How much information should I collect in onboarding?

Some simple economics


When building a website, it's important to know how much information to collect from customers. There's a simple tradeoff: Ask too little, and you can't serve your customers well. Ask too much, and customers will not want to continue business with you. This is even more acute if your company ships physical goods and pays for those costs. In that case, the marginal costs for shipping and the goods make it doubly important to ask for information when a customer signs up (this is called onboarding). Sending a shipment to a customer without knowing the customer would result in wasted money.

Here, I build a simple economic model that derives optimality conditions and implications in a scenario where the company's only choice is to decide how much information to collect during onboarding.


We design the sign-up process for a website. We have one control variable, the amount of information we collect from the user. You can think of it as the time it takes to complete the onboarding. Users do not like to spend time on onboarding, so the more information we ask from them, the lower the probability that users sign up.

If a user converts, the user generates revenue (through purchases), but these revenue also come with a fixed cost. You can think of these costs as shipping costs and the cost of buying inventory. I model all this in a simple way: Assume that there is exactly one shipment, with shipping cost of \(c\) and revenue of \(r\). Revenue increases in the information collected because, with more information, it's easier to serve the customer's needs.

Instead of modeling the control variable directly, we instead simplify (without loss of generalizability) to just model the relation between the revenue \(r\) and the conversion probability \(p(r)\).

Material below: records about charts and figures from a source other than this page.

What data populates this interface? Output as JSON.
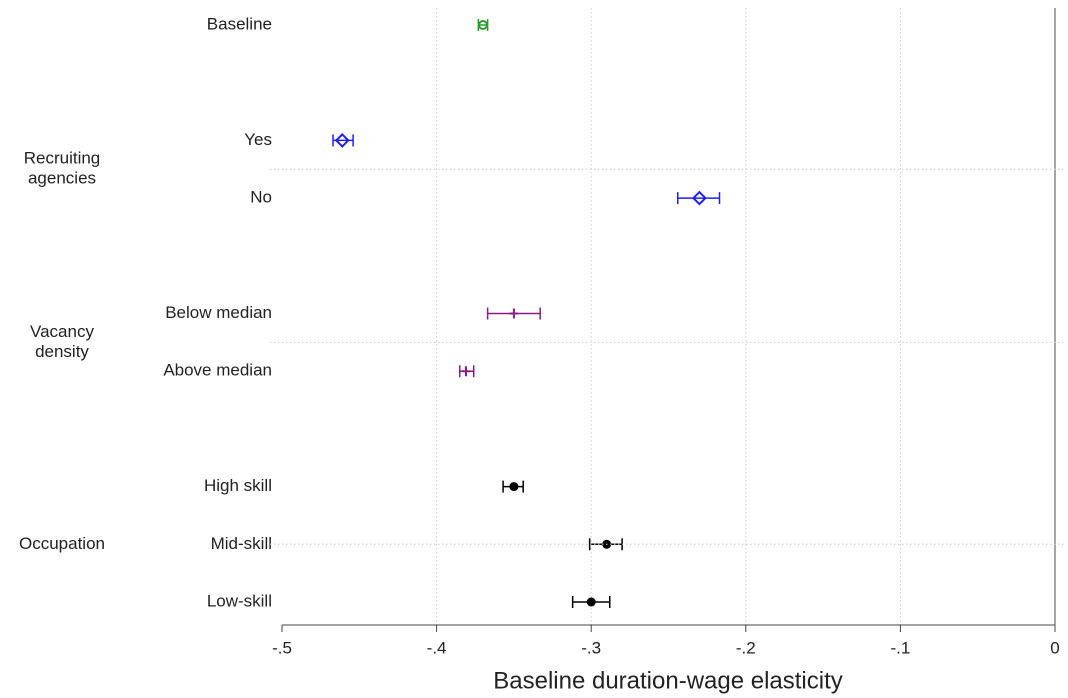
{
  "chart_data": {
    "type": "coefplot",
    "xlabel": "Baseline duration-wage elasticity",
    "xlim": [
      -0.5,
      0
    ],
    "xticks": [
      {
        "value": -0.5,
        "label": "-.5"
      },
      {
        "value": -0.4,
        "label": "-.4"
      },
      {
        "value": -0.3,
        "label": "-.3"
      },
      {
        "value": -0.2,
        "label": "-.2"
      },
      {
        "value": -0.1,
        "label": "-.1"
      },
      0
    ],
    "grid": true,
    "zero_line": true,
    "groups": [
      {
        "label": null,
        "color": "#2e9a2e",
        "marker": "hollow-circle",
        "rows": [
          {
            "label": "Baseline",
            "value": -0.37,
            "ci_low": -0.373,
            "ci_high": -0.367
          }
        ]
      },
      {
        "label": [
          "Recruiting",
          "agencies"
        ],
        "color": "#2020e8",
        "marker": "hollow-diamond",
        "rows": [
          {
            "label": "Yes",
            "value": -0.461,
            "ci_low": -0.467,
            "ci_high": -0.454
          },
          {
            "label": "No",
            "value": -0.23,
            "ci_low": -0.244,
            "ci_high": -0.217
          }
        ]
      },
      {
        "label": [
          "Vacancy",
          "density"
        ],
        "color": "#8a1a8a",
        "marker": "plus",
        "rows": [
          {
            "label": "Below median",
            "value": -0.35,
            "ci_low": -0.367,
            "ci_high": -0.333
          },
          {
            "label": "Above median",
            "value": -0.381,
            "ci_low": -0.385,
            "ci_high": -0.376
          }
        ]
      },
      {
        "label": [
          "Occupation"
        ],
        "color": "#000000",
        "marker": "filled-circle",
        "rows": [
          {
            "label": "High skill",
            "value": -0.35,
            "ci_low": -0.357,
            "ci_high": -0.344
          },
          {
            "label": "Mid-skill",
            "value": -0.29,
            "ci_low": -0.301,
            "ci_high": -0.28
          },
          {
            "label": "Low-skill",
            "value": -0.3,
            "ci_low": -0.312,
            "ci_high": -0.288
          }
        ]
      }
    ]
  }
}
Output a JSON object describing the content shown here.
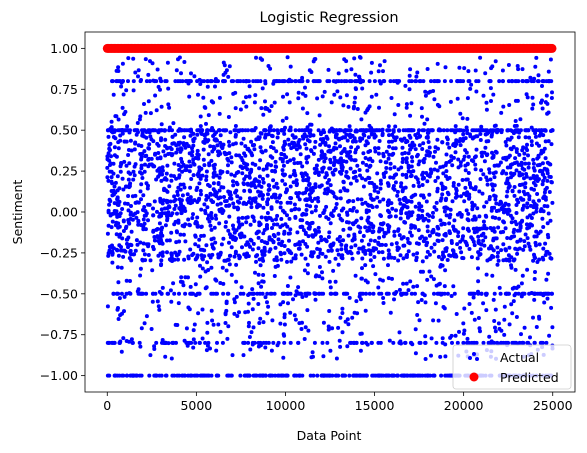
{
  "chart_data": {
    "type": "scatter",
    "title": "Logistic Regression",
    "xlabel": "Data Point",
    "ylabel": "Sentiment",
    "xlim": [
      -1250,
      26250
    ],
    "ylim": [
      -1.1,
      1.1
    ],
    "xticks": [
      0,
      5000,
      10000,
      15000,
      20000,
      25000
    ],
    "xtick_labels": [
      "0",
      "5000",
      "10000",
      "15000",
      "20000",
      "25000"
    ],
    "yticks": [
      -1.0,
      -0.75,
      -0.5,
      -0.25,
      0.0,
      0.25,
      0.5,
      0.75,
      1.0
    ],
    "ytick_labels": [
      "−1.00",
      "−0.75",
      "−0.50",
      "−0.25",
      "0.00",
      "0.25",
      "0.50",
      "0.75",
      "1.00"
    ],
    "grid": false,
    "legend_position": "lower-right",
    "x_range": [
      0,
      25000
    ],
    "series": [
      {
        "name": "Actual",
        "color": "#0000ff",
        "marker": "dot",
        "description_levels": [
          -1.0,
          -0.8,
          -0.5,
          -0.4,
          -0.3,
          -0.2,
          -0.1,
          0.0,
          0.1,
          0.2,
          0.3,
          0.4,
          0.5,
          0.8,
          1.0
        ],
        "distribution": "dense between -0.3 and 0.5, horizontal bands at -1.00, -0.80, -0.50, 0.50, 0.80"
      },
      {
        "name": "Predicted",
        "color": "#ff0000",
        "marker": "circle",
        "constant_value": 1.0
      }
    ]
  }
}
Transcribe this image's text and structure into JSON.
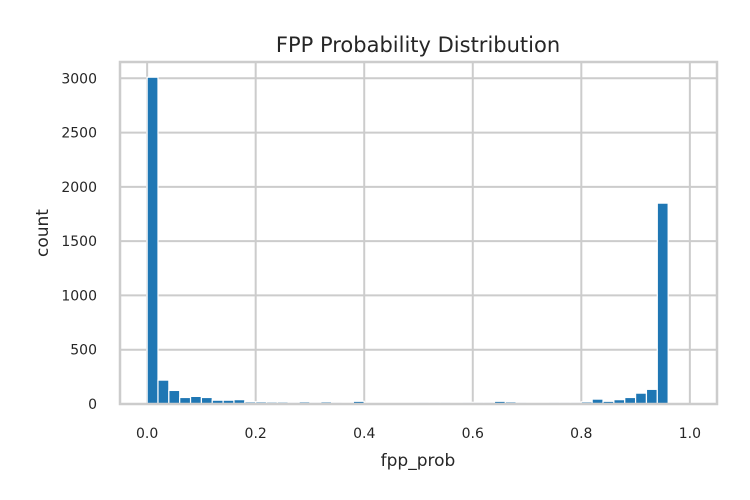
{
  "chart_data": {
    "type": "bar",
    "title": "FPP Probability Distribution",
    "xlabel": "fpp_prob",
    "ylabel": "count",
    "xlim": [
      -0.05,
      1.05
    ],
    "ylim": [
      0,
      3150
    ],
    "grid": true,
    "x_ticks": [
      0.0,
      0.2,
      0.4,
      0.6,
      0.8,
      1.0
    ],
    "x_tick_labels": [
      "0.0",
      "0.2",
      "0.4",
      "0.6",
      "0.8",
      "1.0"
    ],
    "y_ticks": [
      0,
      500,
      1000,
      1500,
      2000,
      2500,
      3000
    ],
    "y_tick_labels": [
      "0",
      "500",
      "1000",
      "1500",
      "2000",
      "2500",
      "3000"
    ],
    "bin_width": 0.02,
    "bin_starts": [
      0.0,
      0.02,
      0.04,
      0.06,
      0.08,
      0.1,
      0.12,
      0.14,
      0.16,
      0.18,
      0.2,
      0.22,
      0.24,
      0.26,
      0.28,
      0.3,
      0.32,
      0.34,
      0.36,
      0.38,
      0.4,
      0.42,
      0.44,
      0.46,
      0.48,
      0.5,
      0.52,
      0.54,
      0.56,
      0.58,
      0.6,
      0.62,
      0.64,
      0.66,
      0.68,
      0.7,
      0.72,
      0.74,
      0.76,
      0.78,
      0.8,
      0.82,
      0.84,
      0.86,
      0.88,
      0.9,
      0.92,
      0.94,
      0.96,
      0.98
    ],
    "values": [
      3010,
      220,
      125,
      60,
      70,
      60,
      35,
      35,
      40,
      20,
      20,
      18,
      18,
      15,
      20,
      15,
      20,
      15,
      12,
      25,
      12,
      12,
      12,
      12,
      12,
      15,
      15,
      15,
      12,
      15,
      15,
      15,
      25,
      20,
      15,
      12,
      12,
      15,
      15,
      15,
      20,
      45,
      25,
      40,
      60,
      100,
      135,
      1850,
      0,
      0
    ],
    "color": "#1f77b4"
  }
}
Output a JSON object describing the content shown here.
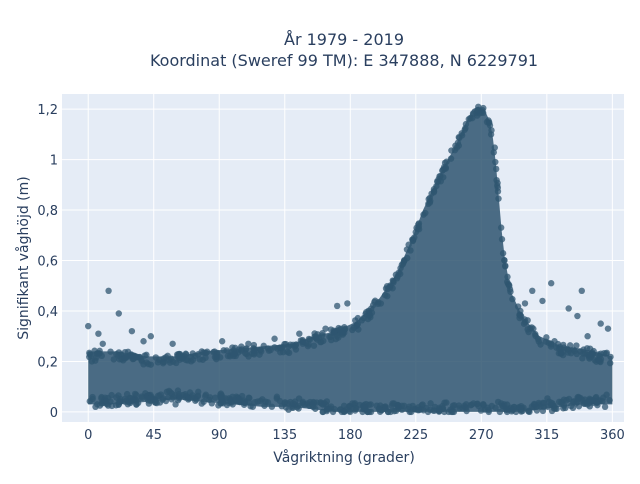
{
  "chart_data": {
    "type": "scatter",
    "title_line1": "År 1979 - 2019",
    "title_line2": "Koordinat (Sweref 99 TM): E 347888, N 6229791",
    "xlabel": "Vågriktning (grader)",
    "ylabel": "Signifikant våghöjd (m)",
    "xlim": [
      -18,
      368
    ],
    "ylim": [
      -0.04,
      1.26
    ],
    "x_ticks": [
      0,
      45,
      90,
      135,
      180,
      225,
      270,
      315,
      360
    ],
    "x_tick_labels": [
      "0",
      "45",
      "90",
      "135",
      "180",
      "225",
      "270",
      "315",
      "360"
    ],
    "y_ticks": [
      0,
      0.2,
      0.4,
      0.6,
      0.8,
      1.0,
      1.2
    ],
    "y_tick_labels": [
      "0",
      "0,2",
      "0,4",
      "0,6",
      "0,8",
      "1",
      "1,2"
    ],
    "grid": true,
    "marker_color": "#2f5570",
    "dense_envelope": [
      {
        "x": 0,
        "ymin": 0.03,
        "ymax": 0.24
      },
      {
        "x": 20,
        "ymin": 0.03,
        "ymax": 0.24
      },
      {
        "x": 40,
        "ymin": 0.04,
        "ymax": 0.22
      },
      {
        "x": 60,
        "ymin": 0.05,
        "ymax": 0.22
      },
      {
        "x": 80,
        "ymin": 0.04,
        "ymax": 0.24
      },
      {
        "x": 100,
        "ymin": 0.03,
        "ymax": 0.25
      },
      {
        "x": 120,
        "ymin": 0.02,
        "ymax": 0.26
      },
      {
        "x": 140,
        "ymin": 0.02,
        "ymax": 0.27
      },
      {
        "x": 155,
        "ymin": 0.01,
        "ymax": 0.3
      },
      {
        "x": 170,
        "ymin": 0.0,
        "ymax": 0.32
      },
      {
        "x": 185,
        "ymin": 0.0,
        "ymax": 0.36
      },
      {
        "x": 200,
        "ymin": 0.0,
        "ymax": 0.45
      },
      {
        "x": 212,
        "ymin": 0.0,
        "ymax": 0.55
      },
      {
        "x": 222,
        "ymin": 0.0,
        "ymax": 0.68
      },
      {
        "x": 230,
        "ymin": 0.0,
        "ymax": 0.8
      },
      {
        "x": 238,
        "ymin": 0.0,
        "ymax": 0.9
      },
      {
        "x": 245,
        "ymin": 0.0,
        "ymax": 0.98
      },
      {
        "x": 252,
        "ymin": 0.0,
        "ymax": 1.05
      },
      {
        "x": 258,
        "ymin": 0.0,
        "ymax": 1.13
      },
      {
        "x": 264,
        "ymin": 0.0,
        "ymax": 1.2
      },
      {
        "x": 268,
        "ymin": 0.0,
        "ymax": 1.21
      },
      {
        "x": 272,
        "ymin": 0.0,
        "ymax": 1.2
      },
      {
        "x": 276,
        "ymin": 0.0,
        "ymax": 1.15
      },
      {
        "x": 279,
        "ymin": 0.0,
        "ymax": 1.05
      },
      {
        "x": 282,
        "ymin": 0.0,
        "ymax": 0.85
      },
      {
        "x": 285,
        "ymin": 0.0,
        "ymax": 0.65
      },
      {
        "x": 290,
        "ymin": 0.0,
        "ymax": 0.48
      },
      {
        "x": 298,
        "ymin": 0.0,
        "ymax": 0.38
      },
      {
        "x": 310,
        "ymin": 0.01,
        "ymax": 0.3
      },
      {
        "x": 325,
        "ymin": 0.02,
        "ymax": 0.26
      },
      {
        "x": 340,
        "ymin": 0.03,
        "ymax": 0.25
      },
      {
        "x": 360,
        "ymin": 0.03,
        "ymax": 0.22
      }
    ],
    "outliers": [
      [
        0,
        0.34
      ],
      [
        7,
        0.31
      ],
      [
        10,
        0.27
      ],
      [
        14,
        0.48
      ],
      [
        21,
        0.39
      ],
      [
        30,
        0.32
      ],
      [
        38,
        0.28
      ],
      [
        43,
        0.3
      ],
      [
        58,
        0.27
      ],
      [
        92,
        0.28
      ],
      [
        110,
        0.27
      ],
      [
        128,
        0.29
      ],
      [
        145,
        0.31
      ],
      [
        163,
        0.33
      ],
      [
        171,
        0.42
      ],
      [
        178,
        0.43
      ],
      [
        300,
        0.43
      ],
      [
        305,
        0.48
      ],
      [
        312,
        0.44
      ],
      [
        318,
        0.51
      ],
      [
        330,
        0.41
      ],
      [
        336,
        0.38
      ],
      [
        339,
        0.48
      ],
      [
        343,
        0.3
      ],
      [
        352,
        0.35
      ],
      [
        357,
        0.33
      ],
      [
        5,
        0.02
      ],
      [
        355,
        0.02
      ],
      [
        8,
        0.025
      ],
      [
        60,
        0.03
      ]
    ]
  }
}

This brings us to the value function of

\[ V(x) = p(r)[r - c] \]

As laid out in the text, we are assuming \(p'(x)<0\). We are also assuming that the standard condition of \(p''(x)>0\) holds, which ensures convexity and thus a unique global optimum of the objective function.

Here, I could go on by deriving a first-order condition and stating conditions about the optimal amount of information required. It turns out that this isn't necessary: The value function is identical to the problem of maximizing firm profitability, and it has a well-known and beautiful solution, the markup rule:

\[ r^* = c \cdot \frac{1}{1 - \frac{1}{\epsilon}} \]

Where \(\epsilon\) is the elasticity of demand that describes the percentage change in the conversion rate \(p\) for each percentage change in revenue \(r\).

So the revenue from the optimal amount of information is a scaled version of the marginal cost. The higher the elasticity, the closer the revenue to the marginal cost, and thus the less information collected. This makes sense: If your customers hate that you ask them questions, then you should ask fewer questions.

From this equation, we get one direct implication: The higher the marginal cost, the more information you should collect from your customers. Let's say that your marginal cost increases. The economist's first response to that is the optimal prices should increase. The model above has the less obvious implication that you should also be more aggressive in collecting information from your customers.

The markup rule can also be used to compare industries. For instance, compare a software company, with negligible marginal costs, with a company that ships physical good. Because the software company has much lower marginal costs for achieving a certain revenue, we'd expect them to ask their customers for much less information. The equation is neat because it not only predicts the direction, but also the magnitude of the effect.

What if some users have higher revenue than others? Let's model that by allowing for a user-specific revenue factor \(f\):

\[ V(x) = p(r)[r\cdot f - c] \]

For intuition, it's useful to think of \(f\) as a multiplier that is one on average. With this new objective function, the optimal value of \(r\) is

\[ r^* = \frac{c}{f} \cdot \frac{1}{1 - \frac{1}{\epsilon}} \]

Since there is a one-to-one relationship between \(r\) and the information we ask for, this implies that we need to ask less valuable customers for more information. However, this equation has an even stronger implication: The customer's total revenue, \(r^*f\), is independent of \(f\), assuming we are holding the elasticity constant as we are changing \(f\).

This is a signal that the formulation I chose might be too simplistic and potentially misleading. As noted above, I started the model by simplifying: Instead of modeling the control variable \(x\), the information to be collected from the customer, I instead modeled the relation between the user revenue and the conversion probability. To understand the mechanisms better, it might help to directly model \(x\) and write:

\[ V(x) = p(x)[r(x)\cdot f - c] \]

If I pick the specification of

\[ p(x) = p_0 + c_pe^{-b_p ln(x)} \quad r(x) = r_0 + c_re^{b_r ln(x)} \]

Then I can derive a couple of special cases. For instance, if \(p_0=0=r_0\), then both \(p\) and \(r\) have a constant elasticity, and the markup rule holds globally. However, this does look different with constants: Usually, we obtain that the optimal revenue will increase in user quality \(f\). For instance, consider a case in which the exponent in \(p(x)\) is large. In that case, it would never be reasonable to have equal revenue for high-value and low-value customers, because it's simply too hard to move low-value customers away from their default revenue of \(r_0\).